We will watch for developments as the day goes on.

Update at 1:47 p.m. ET. Dow Falls 400 Points:

At one point a few minutes ago, the Dow Jones was down close to 420 points. That's 3.66 percent. Nasdaq is down 4.64 percent and S&P is down 4.59 percent.

Update at 12:57 p.m. ET. Treasury Bonds Rally:

The Wall Street Journal reports that despite the S&P downgrade, Treasury bonds are still selling briskly and the 10-year yield has fallen o the lowest level since October:

The price move underlines the dilemma confronting investors varying from the Chinese central bank to pension funds—there are few alternative safe-haven assets out there that can match the depth and liquidity of the Treasury market, with over $9.3 trillion in debt outstanding.

Update at 11:01 a.m. ET. 'A Top 20 Event'

The Wall Street Journal, which live blogging the markets today, puts the sell-off over the past week or so into broader perspective:

Dan Greenhaus, chief global strategist at BTIG, offers some context for the market gloom: "The S&P is now down about 14% over the last eleven sessions, making this decline a top 20 event. The rapidity of the decline and its force now rivals almost anything we've seen in the post war era."

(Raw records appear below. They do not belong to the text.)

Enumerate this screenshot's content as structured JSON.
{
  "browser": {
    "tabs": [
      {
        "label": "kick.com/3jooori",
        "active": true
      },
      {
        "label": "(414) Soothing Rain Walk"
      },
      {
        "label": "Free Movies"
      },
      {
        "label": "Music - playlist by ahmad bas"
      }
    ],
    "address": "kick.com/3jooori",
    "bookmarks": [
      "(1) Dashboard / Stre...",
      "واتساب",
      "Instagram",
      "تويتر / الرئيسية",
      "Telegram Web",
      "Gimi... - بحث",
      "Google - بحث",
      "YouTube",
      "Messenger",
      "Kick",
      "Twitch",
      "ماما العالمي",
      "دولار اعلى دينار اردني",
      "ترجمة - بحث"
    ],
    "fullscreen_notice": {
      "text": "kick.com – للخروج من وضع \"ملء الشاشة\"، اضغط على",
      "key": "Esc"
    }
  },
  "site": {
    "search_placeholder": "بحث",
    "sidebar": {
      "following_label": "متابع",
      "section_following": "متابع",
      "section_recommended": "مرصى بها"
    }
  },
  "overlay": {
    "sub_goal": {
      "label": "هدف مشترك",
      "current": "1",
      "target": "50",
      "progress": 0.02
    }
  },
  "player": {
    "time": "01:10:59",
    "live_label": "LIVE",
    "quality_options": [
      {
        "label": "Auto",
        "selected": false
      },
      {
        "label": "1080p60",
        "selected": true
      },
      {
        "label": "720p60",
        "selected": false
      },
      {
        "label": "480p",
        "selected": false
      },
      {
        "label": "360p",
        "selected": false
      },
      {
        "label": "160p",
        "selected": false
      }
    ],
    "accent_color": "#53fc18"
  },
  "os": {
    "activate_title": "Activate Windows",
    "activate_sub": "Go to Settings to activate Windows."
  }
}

Update at 10:37 a.m. ET. Downgrades Trickle Down:

From the AP:

Officials at Standard & Poor's are downgrading the credit ratings of Fannie Mae and Freddie Mac and other agencies linked to long-term U.S. debt.

The agency says it has also lowered the ratings for: farm lenders; long-term U.S. government-backed debt issued by 32 banks and credit unions; and three major clearinghouses, which are used to execute trades of stocks, bonds and options.

Update at 9:46 a.m. ET. At Opening, U.S. Markets Tumble:

The U.S. markets opened sharply down in reaction to the S&P's downgrade of the United States credit rating. At this moment, the dow is down 222 points (1.88 percent); the S&P is down 25 points (2.16 percent).

Our Original Post Continues:

The Financial Times reports:

The FTSE All-World index is down 0.9 per cent after Asia slumped 2.5 per cent. The FTSE Eurofirst 300, which at one point turned positive on a rally from banks as sentiment in eurozone "peripheral" debt markets improve, has relapsed and is down 1.6 per cent.

Electronically traded S&P 500 futures have been volatile but now show Wall Street opening with a drop of about 2 per cent, which would take the benchmark's losses over the past 11 sessions to 13 per cent and leave it at a fresh nine-month trough.

Another thing to watch today is the bond market. Though, as the AP reports, U.S. Treasuries seem to remain stable:

So far, the S&P downgrade doesn't seem to be having too much of an impact on U.S. government bonds, known as Treasuries. The worry has been that the downgrade would prompt investors to demand more, but the yield on ten-year Treasuries has actually fallen.

"Early market reactions suggest that the treasury market will remain well supported," said Jane Foley, an analyst at Rabobank International. "Even though there may be no sharp sell-off in treasuries this week, S&P's decision should at least provide a signal to the U.S. government that it may be foolhardy to continue to take its creditors for granted indefinitely."

We will watch for developments as the day goes on and we'll certainly update once the U.S. markets open. As we wrote on Friday, there's no way to know how the markets will react. What seems certain is that today will be a day of volatility.